Predicting aquatic toxicity of anionic hydrocarbon and perfluorinated surfactants using membrane-water partition coefficients from coarse-grained simulations

Abstract

Anionic surfactants are widely used in commercial and industrial applications. For assessment of their environmental fate and effects, it is highly desirable to quantify the membrane-water partition/distribution coefficient (Kmw/Dmw). Here, we further develop a computational route to Dmw for anionic surfactants based on coarse-grained molecular dynamics simulations, validating it against new and existing experimental measurements. Having parameterised molecular fragments for the coarse-grained models, the simulations are used to predict Dmw for molecules where no experimental values are available.
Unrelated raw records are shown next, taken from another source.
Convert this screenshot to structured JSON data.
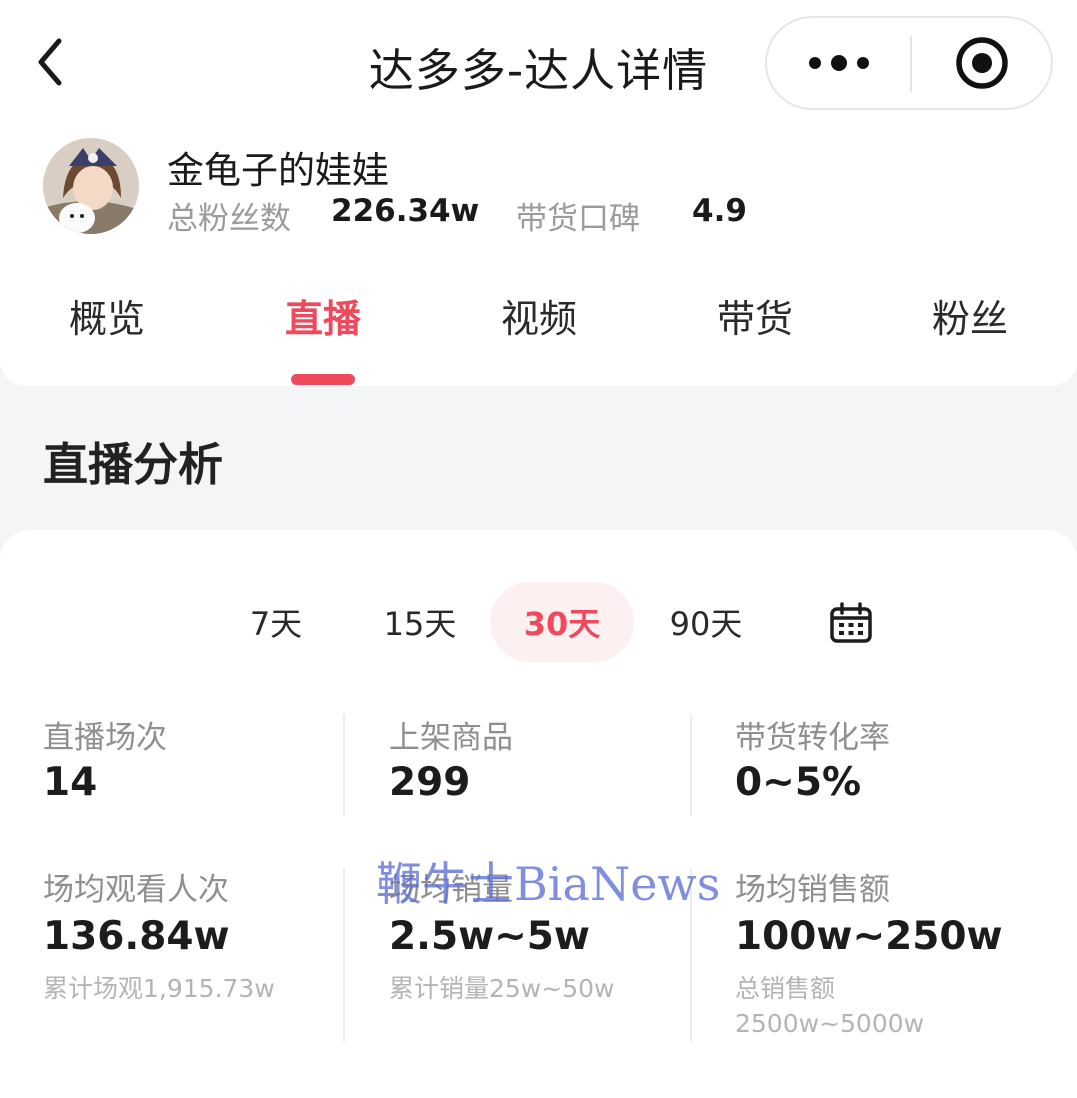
{
  "navbar": {
    "title": "达多多-达人详情",
    "back_icon": "chevron-left-icon",
    "more_icon": "more-dots-icon",
    "target_icon": "record-target-icon"
  },
  "profile": {
    "name": "金龟子的娃娃",
    "followers_label": "总粉丝数",
    "followers_value": "226.34w",
    "reputation_label": "带货口碑",
    "reputation_value": "4.9"
  },
  "tabs": [
    {
      "label": "概览",
      "active": false
    },
    {
      "label": "直播",
      "active": true
    },
    {
      "label": "视频",
      "active": false
    },
    {
      "label": "带货",
      "active": false
    },
    {
      "label": "粉丝",
      "active": false
    }
  ],
  "section": {
    "title": "直播分析"
  },
  "ranges": [
    {
      "label": "7天",
      "active": false
    },
    {
      "label": "15天",
      "active": false
    },
    {
      "label": "30天",
      "active": true
    },
    {
      "label": "90天",
      "active": false
    }
  ],
  "calendar_icon": "calendar-icon",
  "metrics": [
    {
      "label": "直播场次",
      "value": "14"
    },
    {
      "label": "上架商品",
      "value": "299"
    },
    {
      "label": "带货转化率",
      "value": "0~5%"
    },
    {
      "label": "场均观看人次",
      "value": "136.84w",
      "sub": "累计场观1,915.73w"
    },
    {
      "label": "场均销量",
      "value": "2.5w~5w",
      "sub": "累计销量25w~50w"
    },
    {
      "label": "场均销售额",
      "value": "100w~250w",
      "sub": "总销售额",
      "sub2": "2500w~5000w"
    }
  ],
  "watermark": "鞭牛士BiaNews",
  "colors": {
    "accent": "#ee4a5c",
    "accent_bg": "#fdf0f1",
    "page_bg": "#f4f5f6"
  }
}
This expanded set of simulated Dmw values is then used to derive QSARs for acute toxicity of mono-constituent anionic surfactants in daphnids and fish, allowing for extrapolation to similar compounds without experimental Dmw values. For this study, we have selected hydrocarbon-based (HC) surfactants because of their widespread use, and perfluorinated (FC) surfactants as a challenging case study. Separate daphnid and fish QSARs demonstrate good fits, robustness and predictivity, and highlight differing toxicity relationships for HC and FC surfactants in daphnids. Overall, the combined use of simulated Dmw and derived QSARs is a promising approach for ecotoxicity screening of surfactants.